For that matter, I don’t really understand why they bothered acquiring the rights to The Dark Is Risingat all, when it’s clear that all they wanted to was cash in on the Harry Potter audience. Neither Susan Cooper nor J.K. Rowling, nor anyone else for that matter, has a copyright on the “kid finds out he’s special and magic stuff happens” idea, so why not just create an original story? The books are old enough that their original fans are out of the target audience, and they’ve been pretty effectively alienated by the changes in the story, anyway, so it couldn’t be that they wanted to guarantee themselves a built-in audience, and creating a new story from scrap sounds easier to me than changing a pre-existing one so completely.
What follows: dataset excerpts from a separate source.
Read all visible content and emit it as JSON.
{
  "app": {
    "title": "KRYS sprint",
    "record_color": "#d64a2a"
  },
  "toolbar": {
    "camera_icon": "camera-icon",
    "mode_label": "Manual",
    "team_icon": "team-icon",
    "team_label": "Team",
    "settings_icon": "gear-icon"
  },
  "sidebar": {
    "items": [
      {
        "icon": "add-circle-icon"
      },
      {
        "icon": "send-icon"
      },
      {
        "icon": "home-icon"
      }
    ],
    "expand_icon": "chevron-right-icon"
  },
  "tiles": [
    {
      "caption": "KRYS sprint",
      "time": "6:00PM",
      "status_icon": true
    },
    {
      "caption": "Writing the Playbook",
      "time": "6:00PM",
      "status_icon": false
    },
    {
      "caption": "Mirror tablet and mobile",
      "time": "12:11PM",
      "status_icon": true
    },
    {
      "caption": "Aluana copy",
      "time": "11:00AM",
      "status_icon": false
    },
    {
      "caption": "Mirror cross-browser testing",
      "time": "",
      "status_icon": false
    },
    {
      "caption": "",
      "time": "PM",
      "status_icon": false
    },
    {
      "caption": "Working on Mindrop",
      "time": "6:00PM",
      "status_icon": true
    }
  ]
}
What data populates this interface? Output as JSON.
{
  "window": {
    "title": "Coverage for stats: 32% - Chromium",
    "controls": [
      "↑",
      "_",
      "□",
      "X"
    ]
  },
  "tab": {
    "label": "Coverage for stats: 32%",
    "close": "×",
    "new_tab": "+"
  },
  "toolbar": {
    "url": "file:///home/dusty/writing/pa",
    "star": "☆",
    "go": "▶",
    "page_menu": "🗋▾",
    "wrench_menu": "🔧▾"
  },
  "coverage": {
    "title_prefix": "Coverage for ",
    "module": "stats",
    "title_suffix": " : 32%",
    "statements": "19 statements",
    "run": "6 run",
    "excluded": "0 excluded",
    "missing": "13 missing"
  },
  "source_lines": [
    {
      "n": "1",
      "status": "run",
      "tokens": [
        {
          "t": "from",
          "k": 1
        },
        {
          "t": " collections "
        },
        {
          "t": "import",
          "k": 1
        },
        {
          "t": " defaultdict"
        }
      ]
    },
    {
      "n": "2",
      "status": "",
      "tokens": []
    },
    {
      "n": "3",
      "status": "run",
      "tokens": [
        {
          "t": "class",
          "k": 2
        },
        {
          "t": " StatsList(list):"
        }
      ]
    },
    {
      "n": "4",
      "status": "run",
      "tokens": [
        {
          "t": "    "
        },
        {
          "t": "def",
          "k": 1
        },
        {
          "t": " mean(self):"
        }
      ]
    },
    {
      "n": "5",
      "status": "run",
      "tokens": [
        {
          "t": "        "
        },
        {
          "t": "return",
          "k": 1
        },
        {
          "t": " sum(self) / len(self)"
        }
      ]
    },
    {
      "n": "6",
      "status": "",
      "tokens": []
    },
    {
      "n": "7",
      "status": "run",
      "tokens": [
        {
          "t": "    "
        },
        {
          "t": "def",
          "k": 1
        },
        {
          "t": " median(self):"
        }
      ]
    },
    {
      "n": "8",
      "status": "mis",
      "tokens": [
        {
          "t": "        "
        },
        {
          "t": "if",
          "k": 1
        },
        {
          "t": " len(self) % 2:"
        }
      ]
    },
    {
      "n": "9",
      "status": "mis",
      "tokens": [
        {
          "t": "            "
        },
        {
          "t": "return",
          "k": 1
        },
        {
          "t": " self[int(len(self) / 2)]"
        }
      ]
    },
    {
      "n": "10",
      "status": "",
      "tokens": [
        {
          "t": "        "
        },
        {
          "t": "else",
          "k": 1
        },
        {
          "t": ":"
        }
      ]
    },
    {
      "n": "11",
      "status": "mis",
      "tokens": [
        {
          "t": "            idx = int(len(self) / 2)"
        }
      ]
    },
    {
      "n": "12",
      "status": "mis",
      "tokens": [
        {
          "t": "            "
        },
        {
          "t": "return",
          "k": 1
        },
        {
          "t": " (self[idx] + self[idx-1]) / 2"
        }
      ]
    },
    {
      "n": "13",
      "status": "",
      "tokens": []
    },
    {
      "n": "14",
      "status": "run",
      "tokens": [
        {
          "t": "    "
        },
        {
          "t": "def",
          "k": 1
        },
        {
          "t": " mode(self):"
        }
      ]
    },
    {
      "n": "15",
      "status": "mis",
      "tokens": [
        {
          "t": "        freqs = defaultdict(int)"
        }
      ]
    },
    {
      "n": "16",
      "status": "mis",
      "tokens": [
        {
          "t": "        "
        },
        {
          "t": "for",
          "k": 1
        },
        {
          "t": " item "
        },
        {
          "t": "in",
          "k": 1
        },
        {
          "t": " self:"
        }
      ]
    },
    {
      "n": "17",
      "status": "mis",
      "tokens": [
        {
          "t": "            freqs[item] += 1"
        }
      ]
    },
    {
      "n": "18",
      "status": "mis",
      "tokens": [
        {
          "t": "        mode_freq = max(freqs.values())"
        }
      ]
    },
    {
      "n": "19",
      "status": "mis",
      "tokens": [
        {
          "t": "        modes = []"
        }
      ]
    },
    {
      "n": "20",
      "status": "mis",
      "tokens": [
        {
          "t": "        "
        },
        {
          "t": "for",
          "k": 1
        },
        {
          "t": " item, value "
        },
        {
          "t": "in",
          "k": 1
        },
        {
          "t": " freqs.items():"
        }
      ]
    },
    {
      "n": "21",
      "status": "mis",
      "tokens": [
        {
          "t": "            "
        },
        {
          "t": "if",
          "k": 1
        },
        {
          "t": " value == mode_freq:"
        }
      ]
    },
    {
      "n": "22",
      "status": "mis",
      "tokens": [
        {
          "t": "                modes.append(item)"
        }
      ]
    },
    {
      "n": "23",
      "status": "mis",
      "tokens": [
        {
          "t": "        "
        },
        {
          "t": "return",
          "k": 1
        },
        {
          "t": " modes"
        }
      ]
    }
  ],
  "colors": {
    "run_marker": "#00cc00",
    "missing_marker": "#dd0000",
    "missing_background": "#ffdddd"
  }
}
Anyway, as I said before, I could live with any number of changes if they resulted in a good movie. Sadly, this is not the case. The Seeker goes beyond being a bad movie and pushes into the realm of completely and totally inept movies.
No amount of swoopy camera shots will make a movie exciting if what’s happening isn’t exciting. Portentous speeches alone don’t make a movie epic. Christopher Eccleston (poor guy deserves better) can make as many scary faces as you want him to, and it won’t be enough to create a sense of foreboding. It’s the kind of movie that thinks “wet and dark” is the same thing as “dank.” If it were a comedy, it would be the kind that thinks funny situations can substitute for funny writing.
A major problem is that many of the big action sequences occur long before we have any idea why they’re happening. If this is done in such a way as to help us identify with the main character’s fear and bewilderment, it can work, but here it just makes them nonsensical. These sequences aren’t helped Michael Bay school of thought, which the director seems to buy into, that says that the less the audience can understand what’s going on, the better.
If you must see this movie, I recommend going to a weekday matinee. Children will be in school, so you’ll probably be alone in the theater, and free to scream and yell at the screen as much as you like.
The Seeker: The Dark Is Rising is currently in wide release.